Is there such a thing as seeing too many colours at once? Don’t really think so. My design is all about putting simple elements, colours and shapes together to ‘spark joy’, and create this sweet spot between balance, composition, harmony and just a bit of irregularity and excitement that will make you stop scrolling and feel like you’ve seen something new in the sea of Instagram ads and friends’ travel photos.
Many years ago I submitted some of my old works to then-famous blog Form Fifty Five (now Made by Folk) and unlike a lot of the curators that never responded to students - they sent me a negative response with some really valuable feedback - ‘your work is really good but it doesn’t seem like you have your own style, it all seems disconnected’. And although it would have been easier to just feel bad about it or dismiss it, it took me months to really dig into what it meant and act upon it, but — finally — I got it. I think generally a lot of times as young designers we try to be so ‘different’ and unique that we forgot the essential elements of what it means to be a designer - to tell stories with each creative and just be yourself. So this experience really made me focus on developing my own expression and style, and in a short time I started getting so much more great feedback and recognition just by being true to myself, that I ended up just adopting this formula, and now hopefully each piece of design I make is recognizable and real.
Find what’s unique about you and build your portfolio around that. (Not an original concept) but design your portfolio based on the projects you want to be contacted for. If you want to do editorial design, create a self-initiated magazine project, and if your style is colourful and artistic don’t try to fit into some kind of mold just for the sake of getting a job in product design. Find out what’s your strength and talent, and be confident and enthusiastic about your work and what you bring to the table. At the end of the day, being yourself is the only thing you will always do flawlessly.

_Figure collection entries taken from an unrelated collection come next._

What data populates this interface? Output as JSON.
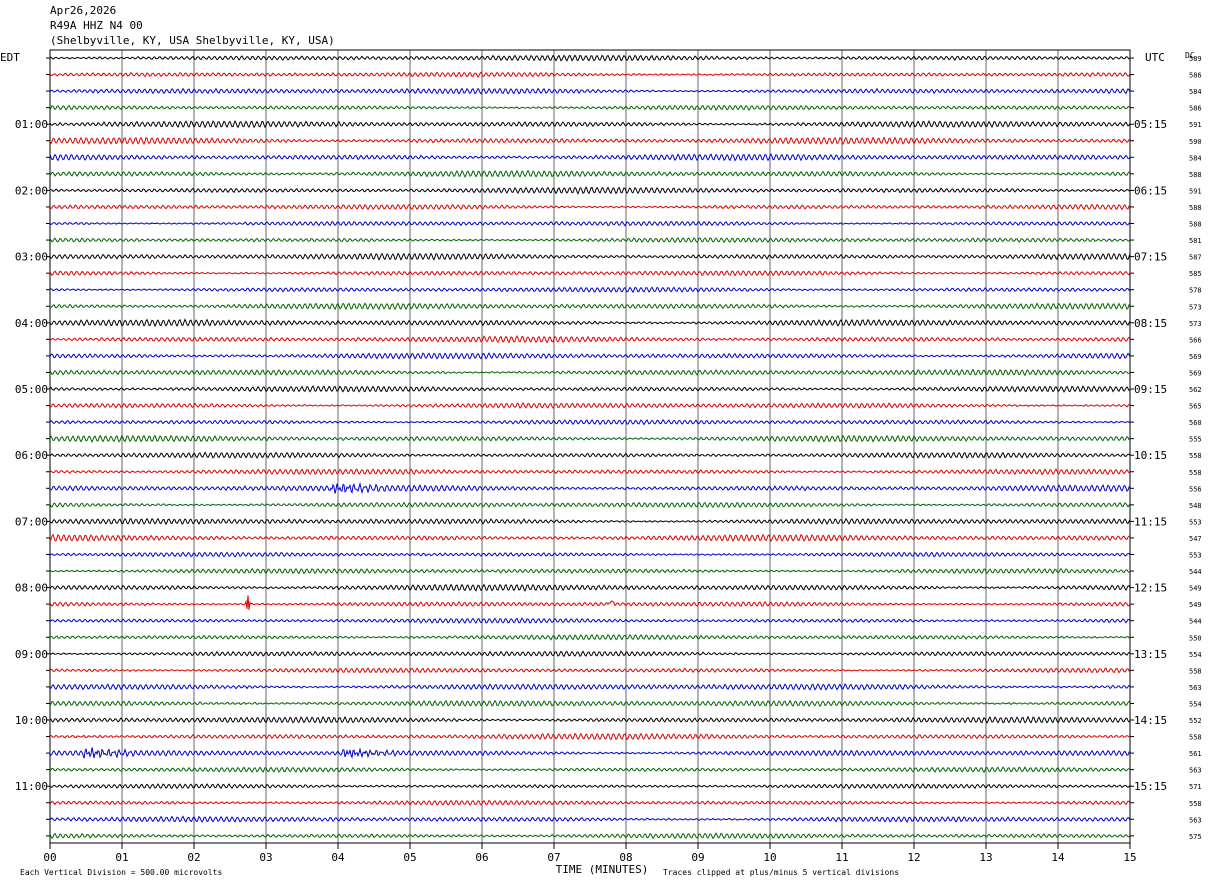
{
  "header": {
    "date": "Apr26,2026",
    "station": "R49A HHZ N4 00",
    "location": "(Shelbyville, KY, USA Shelbyville, KY, USA)"
  },
  "labels": {
    "left_tz": "EDT",
    "right_tz": "UTC",
    "dc_header": "DC",
    "xlabel": "TIME (MINUTES)",
    "scale_note": "Each Vertical Division =  500.00 microvolts",
    "clip_note": "Traces clipped at plus/minus 5 vertical divisions"
  },
  "colors": {
    "trace_cycle": [
      "#000000",
      "#dd0000",
      "#0000cc",
      "#006600"
    ],
    "grid": "#000000"
  },
  "chart_data": {
    "type": "line",
    "title": "R49A HHZ N4 00",
    "xlabel": "TIME (MINUTES)",
    "xlim": [
      0,
      15
    ],
    "x_ticks": [
      "00",
      "01",
      "02",
      "03",
      "04",
      "05",
      "06",
      "07",
      "08",
      "09",
      "10",
      "11",
      "12",
      "13",
      "14",
      "15"
    ],
    "trace_minutes": 15,
    "traces_per_hour": 4,
    "left_hour_labels": [
      "01:00",
      "02:00",
      "03:00",
      "04:00",
      "05:00",
      "06:00",
      "07:00",
      "08:00",
      "09:00",
      "10:00",
      "11:00"
    ],
    "right_hour_labels": [
      "05:15",
      "06:15",
      "07:15",
      "08:15",
      "09:15",
      "10:15",
      "11:15",
      "12:15",
      "13:15",
      "14:15",
      "15:15"
    ],
    "trace_dc_offsets": [
      589,
      586,
      584,
      586,
      591,
      590,
      584,
      588,
      591,
      588,
      588,
      581,
      587,
      585,
      578,
      573,
      573,
      566,
      569,
      569,
      562,
      565,
      560,
      555,
      558,
      558,
      556,
      548,
      553,
      547,
      553,
      544,
      549,
      549,
      544,
      550,
      554,
      558,
      563,
      554,
      552,
      558,
      561,
      563,
      571,
      558,
      563,
      575
    ],
    "events": [
      {
        "trace": 33,
        "minute": 2.75,
        "note": "spike"
      },
      {
        "trace": 33,
        "minute": 7.8,
        "note": "spike"
      },
      {
        "trace": 42,
        "minute": 4.2,
        "note": "burst"
      },
      {
        "trace": 26,
        "minute": 4.05,
        "note": "burst"
      },
      {
        "trace": 42,
        "minute": 0.6,
        "note": "burst"
      }
    ]
  }
}
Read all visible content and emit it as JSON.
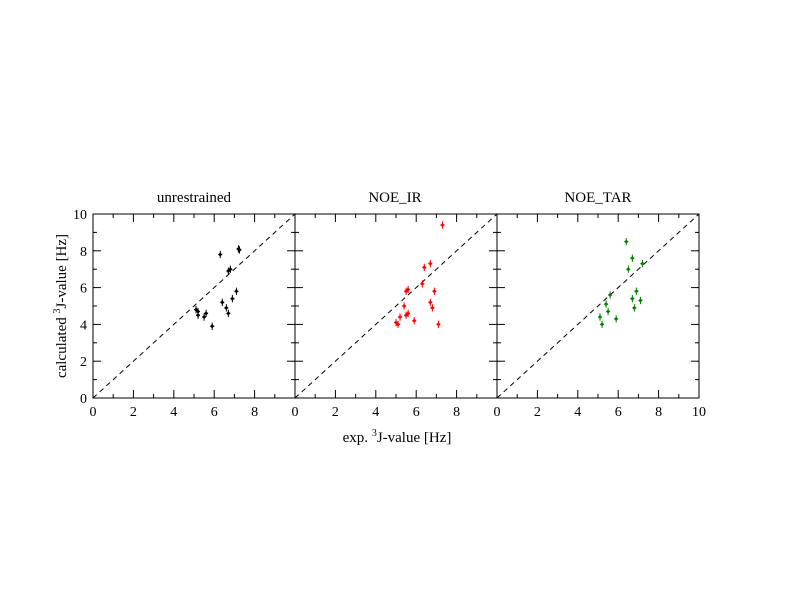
{
  "figure": {
    "ylabel_prefix": "calculated ",
    "ylabel_sup": "3",
    "ylabel_suffix": "J-value [Hz]",
    "xlabel_prefix": "exp. ",
    "xlabel_sup": "3",
    "xlabel_suffix": "J-value [Hz]"
  },
  "chart_data": [
    {
      "type": "scatter",
      "title": "unrestrained",
      "xlim": [
        0,
        10
      ],
      "ylim": [
        0,
        10
      ],
      "x_ticks": [
        "0",
        "2",
        "4",
        "6",
        "8"
      ],
      "y_ticks": [
        "0",
        "2",
        "4",
        "6",
        "8",
        "10"
      ],
      "diagonal": "y = x (dashed)",
      "color": "#000000",
      "points": [
        {
          "x": 5.1,
          "y": 4.8,
          "err": 0.2
        },
        {
          "x": 5.2,
          "y": 4.5,
          "err": 0.2
        },
        {
          "x": 5.2,
          "y": 4.7,
          "err": 0.2
        },
        {
          "x": 5.5,
          "y": 4.4,
          "err": 0.2
        },
        {
          "x": 5.6,
          "y": 4.6,
          "err": 0.2
        },
        {
          "x": 5.9,
          "y": 3.9,
          "err": 0.2
        },
        {
          "x": 6.3,
          "y": 7.8,
          "err": 0.2
        },
        {
          "x": 6.4,
          "y": 5.2,
          "err": 0.2
        },
        {
          "x": 6.6,
          "y": 4.9,
          "err": 0.2
        },
        {
          "x": 6.7,
          "y": 4.6,
          "err": 0.2
        },
        {
          "x": 6.7,
          "y": 6.9,
          "err": 0.2
        },
        {
          "x": 6.8,
          "y": 7.0,
          "err": 0.2
        },
        {
          "x": 6.9,
          "y": 5.4,
          "err": 0.2
        },
        {
          "x": 7.1,
          "y": 5.8,
          "err": 0.2
        },
        {
          "x": 7.2,
          "y": 8.1,
          "err": 0.2
        },
        {
          "x": 7.25,
          "y": 8.05,
          "err": 0.2
        }
      ]
    },
    {
      "type": "scatter",
      "title": "NOE_IR",
      "xlim": [
        0,
        10
      ],
      "ylim": [
        0,
        10
      ],
      "x_ticks": [
        "0",
        "2",
        "4",
        "6",
        "8"
      ],
      "y_ticks": [],
      "diagonal": "y = x (dashed)",
      "color": "#ff0000",
      "points": [
        {
          "x": 5.0,
          "y": 4.1,
          "err": 0.2
        },
        {
          "x": 5.1,
          "y": 4.0,
          "err": 0.2
        },
        {
          "x": 5.2,
          "y": 4.4,
          "err": 0.2
        },
        {
          "x": 5.4,
          "y": 5.0,
          "err": 0.2
        },
        {
          "x": 5.5,
          "y": 4.5,
          "err": 0.2
        },
        {
          "x": 5.5,
          "y": 5.8,
          "err": 0.2
        },
        {
          "x": 5.6,
          "y": 4.6,
          "err": 0.2
        },
        {
          "x": 5.6,
          "y": 5.9,
          "err": 0.2
        },
        {
          "x": 5.9,
          "y": 4.2,
          "err": 0.2
        },
        {
          "x": 6.3,
          "y": 6.2,
          "err": 0.2
        },
        {
          "x": 6.4,
          "y": 7.1,
          "err": 0.2
        },
        {
          "x": 6.7,
          "y": 7.3,
          "err": 0.2
        },
        {
          "x": 6.7,
          "y": 5.2,
          "err": 0.2
        },
        {
          "x": 6.8,
          "y": 4.9,
          "err": 0.2
        },
        {
          "x": 6.9,
          "y": 5.8,
          "err": 0.2
        },
        {
          "x": 7.1,
          "y": 4.0,
          "err": 0.2
        },
        {
          "x": 7.3,
          "y": 9.4,
          "err": 0.2
        }
      ]
    },
    {
      "type": "scatter",
      "title": "NOE_TAR",
      "xlim": [
        0,
        10
      ],
      "ylim": [
        0,
        10
      ],
      "x_ticks": [
        "0",
        "2",
        "4",
        "6",
        "8",
        "10"
      ],
      "y_ticks": [],
      "diagonal": "y = x (dashed)",
      "color": "#008000",
      "points": [
        {
          "x": 5.1,
          "y": 4.4,
          "err": 0.2
        },
        {
          "x": 5.2,
          "y": 4.0,
          "err": 0.2
        },
        {
          "x": 5.4,
          "y": 5.1,
          "err": 0.2
        },
        {
          "x": 5.5,
          "y": 4.7,
          "err": 0.2
        },
        {
          "x": 5.6,
          "y": 5.6,
          "err": 0.2
        },
        {
          "x": 5.9,
          "y": 4.3,
          "err": 0.2
        },
        {
          "x": 6.4,
          "y": 8.5,
          "err": 0.2
        },
        {
          "x": 6.5,
          "y": 7.0,
          "err": 0.2
        },
        {
          "x": 6.7,
          "y": 5.4,
          "err": 0.2
        },
        {
          "x": 6.7,
          "y": 7.6,
          "err": 0.2
        },
        {
          "x": 6.8,
          "y": 4.9,
          "err": 0.2
        },
        {
          "x": 6.9,
          "y": 5.8,
          "err": 0.2
        },
        {
          "x": 7.1,
          "y": 5.3,
          "err": 0.2
        },
        {
          "x": 7.2,
          "y": 7.3,
          "err": 0.2
        }
      ]
    }
  ]
}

I think design nowadays is in the hands of the everyday people and we as designers are just the facilitators of all creative experiences. You absorb everything you see daily, from the environment to what society shows you, and put it out there as a visual interpretation. Whether it’s a piece of music, a political situation or a brand message. I definitely feel that my role is shifting from a pure creator to a ‘curator’. At the end of the day we’re not reinventing anything and whoever is the most updated, curious and reactive to the world we live in, wins.